Si j’écarte de mes priorités Yves Montand, aux accents trop appuyés de crooner, si je contourne en regrettant de ne pouvoir la détailler la discographie des Frères Jacques, qui nous donnèrent de magnifiques chansons visuelles, surjouées jusqu’à la dérision, où se trouvent dénudés plusieurs ressorts du chant – mais cette intelligence critique réhausse chez eux l’enchantement au lieu de le détruire, les Frères Jacques se montrent chaleureux, amoureux de leur art autant que du public ou, en un mot, fraternels – j’en viens au considérable massif des auteurs-interprètes qui dominèrent les années soixante, celles de mes études. Qui retenir et par où commencer ? S’il s’agit d’ouvrir la journée, Trenet ou Guy Béart accompagnent très bien le petit déjeuner : chansons rondes et pleines d’entrain, avec une mention spéciale pour Béart qu’il est de bon ton de dénigrer alors qu’il a mis en circulation un nombre considérable de tubes, et composé en marge de ceux-ci plusieurs titres aux résonances étranges. La guitare de Guy Béart se souvient sans doute du feu de camp,mais son inspiration dévie aussi en direction du bizarre (Chandernagor, Suez, Rotatives, Â Amsterdam…) ou d’une compassion qui entraîne assez loin des sentiers battus (Hôtel-Dieu, Couleurs vous êtes des larmes, Messie mais si…). Nous reviendrons sur Béart, et sur Trenet qui a lui aussi ses zones d’ombres, et une sensible mélancolie au cœur de sa gaîté apparente.

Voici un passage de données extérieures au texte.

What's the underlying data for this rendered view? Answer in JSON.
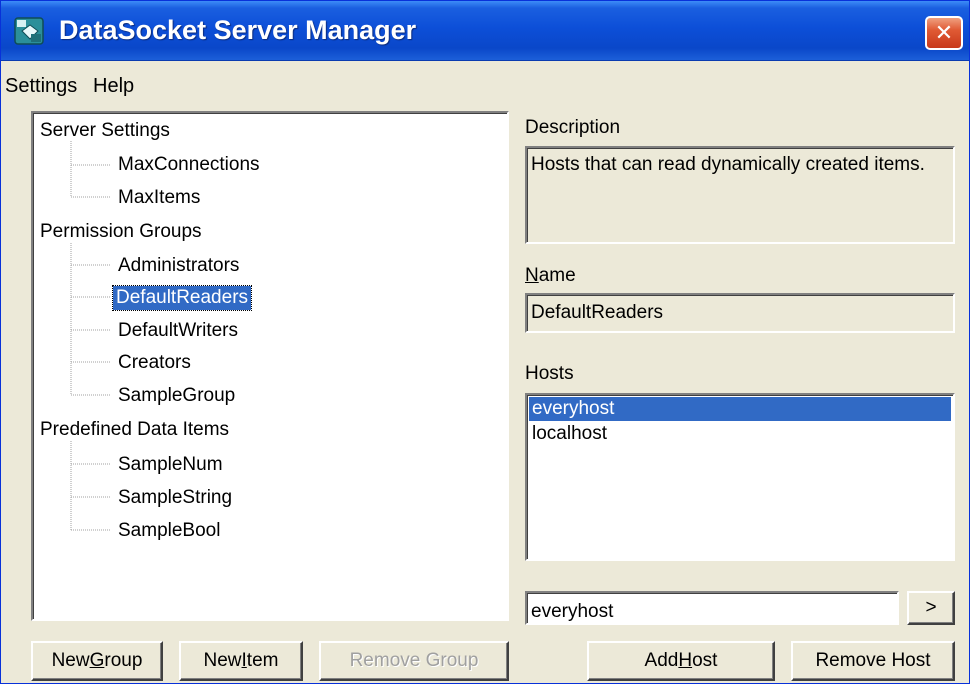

Je rangerai rétrospectivement Georges Brassens dans cette catégorie des chanteurs pour moi du matin, qu’on ne peut pas ne pas aimer : la mélodie et les textes souvent sophistiqués de Brassens enchaînent durablement l’oreille, et nous voyons qu’ils ne se démodent pas. Mais il lui manque peut-être le grand souffle qui viendra d’un Ferré ou d’un Brel ; Brassens chanta l’amour avec gaillardise ou délicatesse, sans jamais en faire un drame, et il s’oppose par là pour moi à Brel ou à Leonard Cohen ; étroitement circonscrit, son registre demeure celui du sourire et d’une provocation convenue, vite assimilée. Devenu de son vivant un classique, il n’est pas sûr qu’il émeuve encore profondément aujourd’hui. À cette veine de la gentillesse – Trenet, Béart, Brassens pour citer les plus grands – d’autres ont opposé une respiration tragique ou un humour plus dérangeant ; avec Léo Ferré, Serge Gainsbourg ou déjà Boris Vian, il est arrivé que la chanson morde.
« (…) Ni gris ni vert, ni gris ni vert
Comme à Ostende et comme partout
Quand sur la ville tombe la pluie
Et qu’on s’demande si c’est utile
Et puis surtout si ça vaut l’coup
Si ça vaut l’coup d’vivre sa vie (…) ».
On entend remuer dans Ferré quelque chose d’immense ou qui nous soulève, une revendication démesurée donc anarchique dans son principe. Comme à Ostende (musique de Léo Ferré, paroles de Jean-Roger Caussimon) est une chanson conçue face à la mer, et qui l’affronte. Il passe dans la voix ou la provocation de Ferré du bruit et de la fureur, de la gouaille, des sarcasmes, façon de mettre à plus haut prix les poignants moments de sensualité et de tendresse que le chanteur arrache à ses propres tempêtes ; on sent qu’avec Ferré la chanson n’est pas à l’abri du monde ni de l’histoire, qu’elle se coltine un réel qui devrait la détruire, contre lequel elle ruse et fuse malgré tout. Ferré fait avec – comme fait de son côté l’écriture d’Aragon, qui ne rencontra pas le piano de Léo par hasard. Ces deux-là eurent la passion de descendre dans la mêlée et d’en tirer des accords inouïs.
Les compositeurs-interprètes qui m’importent le plus se tiennent sur cette digue du chant, au point où les déferlantes du flot extérieur et la mer intérieure de la vocifération s’équilibrent ; de même au concert, sur le promontoire des planches, la voix soutenue par les timbres rugissants de l’orchestre contient la foule qui bat et qui s’éclate au pied de l’estrade. On examinera ici à la suite quelques façons de contenir la mer, quelques turbulences rattrapées par le chant.